Drinking, smoking and drug abuse are on the decline among American teenagers, in some cases falling to the lowest levels in decades, according to the latest results from an annual nationwide survey.
About 1 in 3 middle and high school students surveyed in 2017 said they had used some kind of illicit drug sometime in their life. Two decades ago, that figure was 43 percent.
Likewise, 17 percent of students said they smoked cigarettes at least once, and 26 percent said they had been drunk. In the 1990s, those figures reached highs of 58 percent and 46 percent, respectively.
“The rates of drug use among teenagers in our country are the lowest they’ve ever been for some drugs,” said Dr. Nora Volkow of the National Institute on Drug Abuse.
A notable exception to this trend is marijuana use. The proportion of teens who said they had tried it has remained steady over the past decade.
These findings were based on a survey of about 45,000 students from 380 middle and high schools across the country who participated in the University of Michigan’s Monitoring the Future study.
A full report will be published by the end of April. A look at some of the data released Thursday:
Marijuana: Teens have adopted a more accepting attitude toward marijuana, with 64.7 percent of high school seniors saying they disapprove of regular use. That’s down from 68.5 percent of seniors last year. Use among teens increased in 2017, the first time this has happened in seven years. More than one-third of seniors (37.1 percent) said they had used the drug at least once in the past year. So did one-quarter of sophomores (25.5 percent) and 1 in 10 eighth-graders (10.1 percent).
Cigarettes: Teens view cigarettes as dangerous. Just under three-quarters (74.9 percent) of 12th-graders said they thought it was dangerous to smoke a pack of cigarettes a day, and 86.6 percent said they disapprove of smoking habits.
In the mid-1990s, 24.6 percent of high school seniors said they smoked cigarettes daily. So did 18.3 percent of 10th-graders and 10.4 percent of eighth-graders. In 2017, 4.2 percent of high school seniors, 2.2 percent of sophomores and 0.6 percent of eighth-graders reported a daily smoking habit.
Vaping: Vaping has replaced cigarettes as the primary nicotine delivery device for teens.

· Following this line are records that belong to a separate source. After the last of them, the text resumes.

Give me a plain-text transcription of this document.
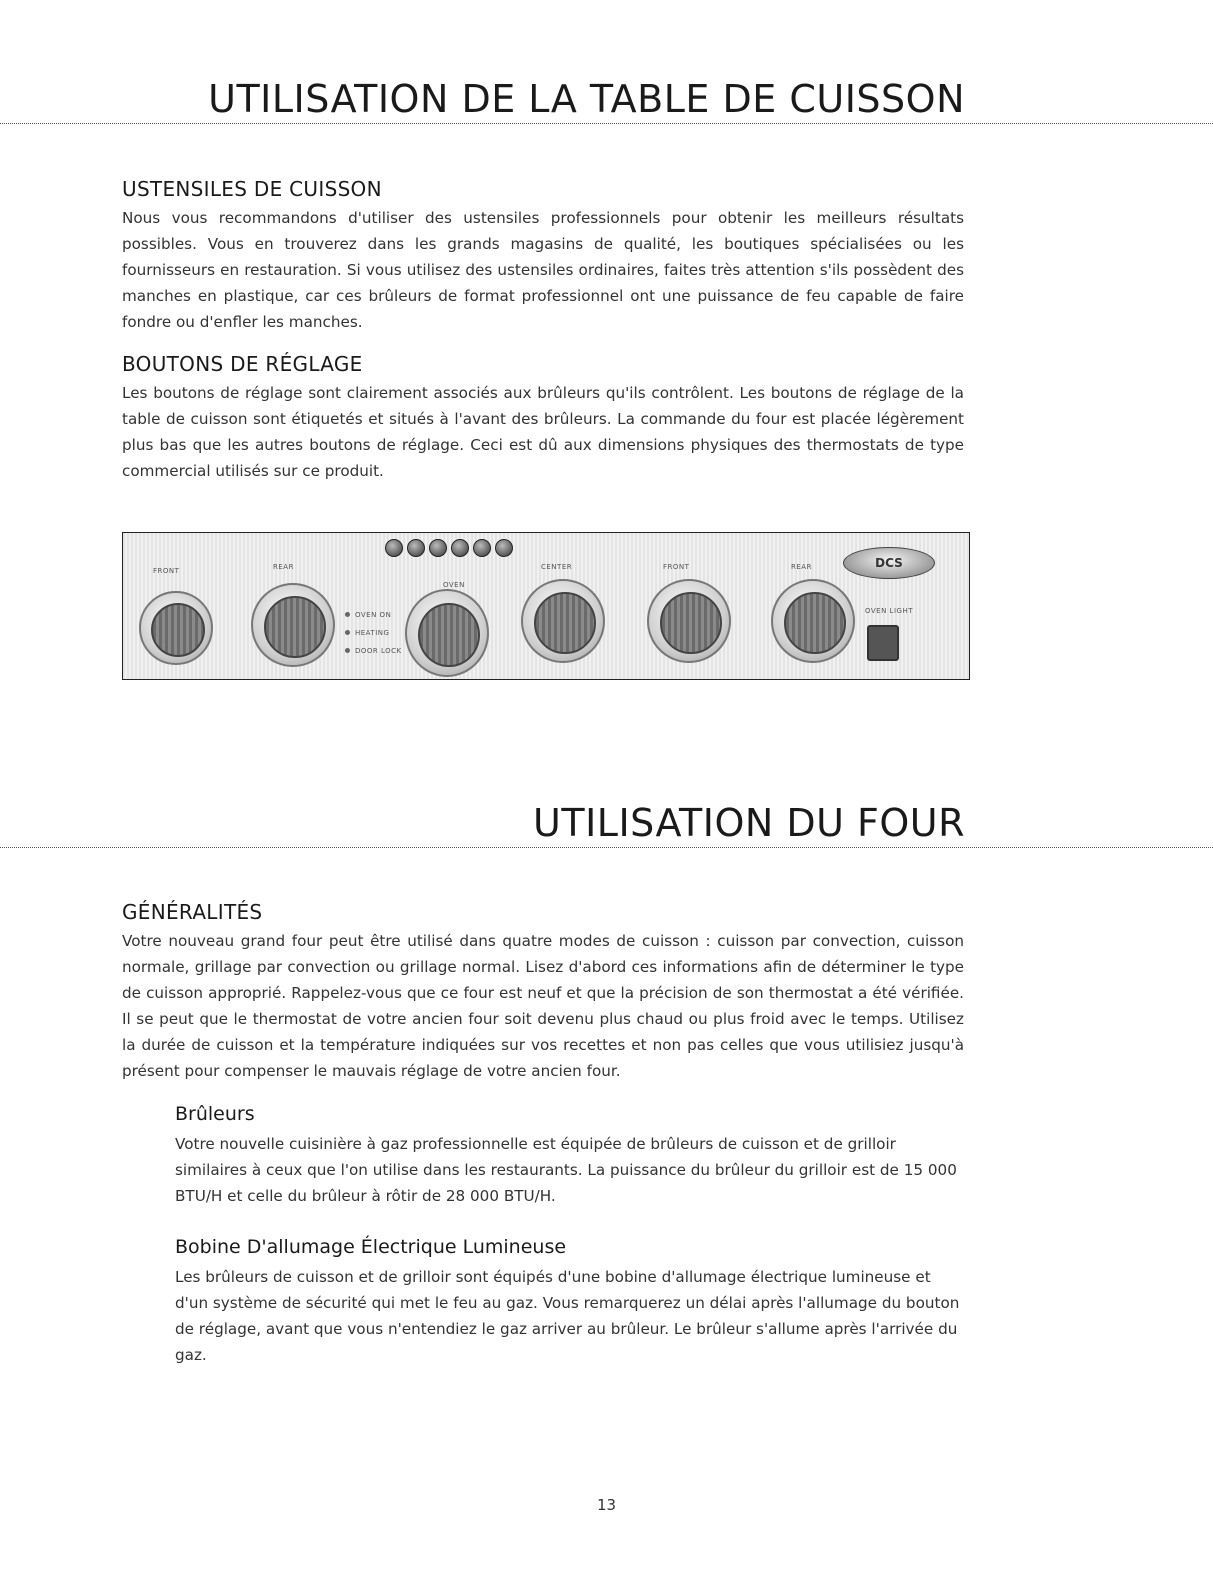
UTILISATION DE LA TABLE DE CUISSON
USTENSILES DE CUISSON

Nous vous recommandons d'utiliser des ustensiles professionnels pour obtenir les meilleurs résultats possibles. Vous en trouverez dans les grands magasins de qualité, les boutiques spécialisées ou les fournisseurs en restauration. Si vous utilisez des ustensiles ordinaires, faites très attention s'ils possèdent des manches en plastique, car ces brûleurs de format professionnel ont une puissance de feu capable de faire fondre ou d'enfler les manches.

BOUTONS DE RÉGLAGE

Les boutons de réglage sont clairement associés aux brûleurs qu'ils contrôlent. Les boutons de réglage de la table de cuisson sont étiquetés et situés à l'avant des brûleurs. La commande du four est placée légèrement plus bas que les autres boutons de réglage. Ceci est dû aux dimensions physiques des thermostats de type commercial utilisés sur ce produit.

FRONT	REAR
OVEN
CENTER	FRONT	REAR
OVEN ON
HEATING
DOOR LOCK
OVEN LIGHT
DCS
UTILISATION DU FOUR
GÉNÉRALITÉS

Votre nouveau grand four peut être utilisé dans quatre modes de cuisson : cuisson par convection, cuisson normale, grillage par convection ou grillage normal. Lisez d'abord ces informations afin de déterminer le type de cuisson approprié. Rappelez-vous que ce four est neuf et que la précision de son thermostat a été vérifiée. Il se peut que le thermostat de votre ancien four soit devenu plus chaud ou plus froid avec le temps. Utilisez la durée de cuisson et la température indiquées sur vos recettes et non pas celles que vous utilisiez jusqu'à présent pour compenser le mauvais réglage de votre ancien four.

Brûleurs

Votre nouvelle cuisinière à gaz professionnelle est équipée de brûleurs de cuisson et de grilloir similaires à ceux que l'on utilise dans les restaurants. La puissance du brûleur du grilloir est de 15 000 BTU/H et celle du brûleur à rôtir de 28 000 BTU/H.

Bobine D'allumage Électrique Lumineuse

Les brûleurs de cuisson et de grilloir sont équipés d'une bobine d'allumage électrique lumineuse et d'un système de sécurité qui met le feu au gaz. Vous remarquerez un délai après l'allumage du bouton de réglage, avant que vous n'entendiez le gaz arriver au brûleur. Le brûleur s'allume après l'arrivée du gaz.

13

At least 19 percent of high school seniors said they vaped nicotine in the past year, along with 16 percent of sophomores and 8 percent of eighth-graders.
Alcohol: A decadeslong decline in alcohol use came to a halt in 2017, with no significant change in drinking behavior for students in any grade compared with 2016.
Opioids: Use of prescription painkillers fell to new lows, even as the epidemic continues to plague adults.